Dr. Tathagata Bandyopadhyay
- DAIICT
Dr. Tathagata Bandyopadhyay earned his PhD, MSc, and BSc degrees in Statistics from the University of Calcutta. Before joining DA-IICT, he held the position of Dean (Faculty) and Professor at the Indian Institute of Management Ahmedabad.
Dr. Ojas Satbhai
- Pandit Deendayal Energy University
Dr Ojas Satbhai was awarded with Teachers Associateship for Research Excellence (TARE) by the Science and Engineering Research Board, Government of India.
Date: 9-12/12/2024
Time: 9:00 AM to 3:00 PM
Venue: Electrical Seminar Hall, Ground Floor, LDRP-ITR
Participants: 70 Participants
Day 1 (December 9, 2024)The STTP on Mathematics-Driven Machine Learning was inaugurated with dignitaries lighting the ceremonial lamp. The day featured sessions on the mathematics of Support Vector Machines (SVM) and kernel tricks, empowering participants with classification and regression techniques through practical examples.

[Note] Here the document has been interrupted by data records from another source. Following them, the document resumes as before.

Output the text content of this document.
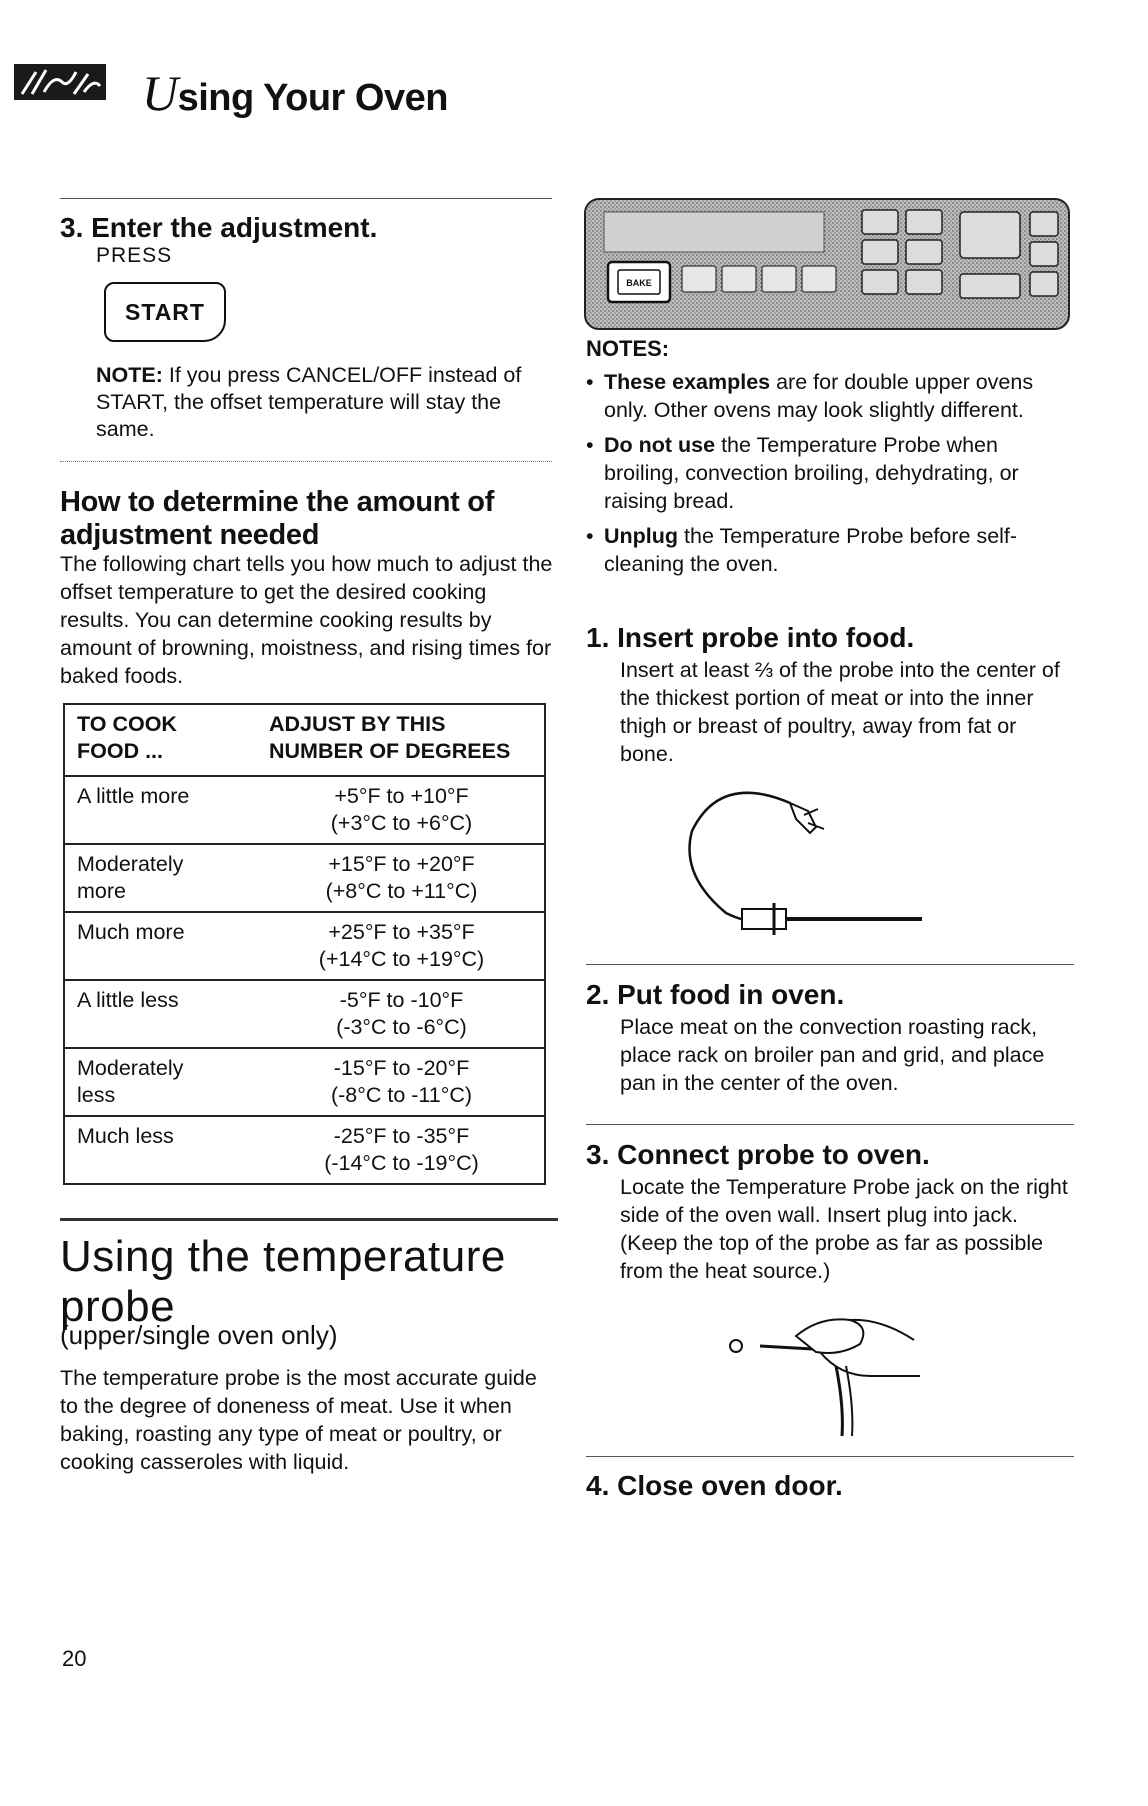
Using Your Oven
3. Enter the adjustment.
PRESS
START
NOTE: If you press CANCEL/OFF instead of START, the offset temperature will stay the same.
How to determine the amount of
adjustment needed
The following chart tells you how much to adjust the offset temperature to get the desired cooking results. You can determine cooking results by amount of browning, moistness, and rising times for baked foods.
TO COOK
FOOD ...	ADJUST BY THIS
NUMBER OF DEGREES
A little more	+5°F to +10°F
(+3°C to +6°C)
Moderately
more	+15°F to +20°F
(+8°C to +11°C)
Much more	+25°F to +35°F
(+14°C to +19°C)
A little less	-5°F to -10°F
(-3°C to -6°C)
Moderately
less	-15°F to -20°F
(-8°C to -11°C)
Much less	-25°F to -35°F
(-14°C to -19°C)
Using the temperature
probe
(upper/single oven only)
The temperature probe is the most accurate guide to the degree of doneness of meat. Use it when baking, roasting any type of meat or poultry, or cooking casseroles with liquid.
BAKE
NOTES:
• These examples are for double upper ovens only. Other ovens may look slightly different.
• Do not use the Temperature Probe when broiling, convection broiling, dehydrating, or raising bread.
• Unplug the Temperature Probe before self-cleaning the oven.
1. Insert probe into food.
Insert at least ⅔ of the probe into the center of the thickest portion of meat or into the inner thigh or breast of poultry, away from fat or bone.
2. Put food in oven.
Place meat on the convection roasting rack, place rack on broiler pan and grid, and place pan in the center of the oven.
3. Connect probe to oven.
Locate the Temperature Probe jack on the right side of the oven wall. Insert plug into jack. (Keep the top of the probe as far as possible from the heat source.)
4. Close oven door.
20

Day 2 (December 10, 2024)Sessions explored vector spaces, eigenvalues, and Singular Value Decomposition (SVD), emphasizing their applications in dimensionality reduction and data science. Practical demonstrations connected linear algebra concepts to modern ML algorithms.
Day 3 (December 11, 2024)Gradient Descent algorithms and their variants were highlighted, focusing on their role in optimizing ML models. Experts provided hands-on guidance on implementing these techniques for neural networks and large-scale datasets.
Day 4 (December 12, 2024)Participants delved into probability and statistics in ML, covering Bayes’ Theorem, hypothesis testing, and statistical models. Real-world applications demonstrated how these concepts drive prediction and decision-making.
Day 5 (December 13, 2024)The program concluded with advanced topics like data-driven modeling for thermal and manufacturing systems. The closing ceremony celebrated achievements, with certificates distributed and inspiring feedback shared by participants and organizers.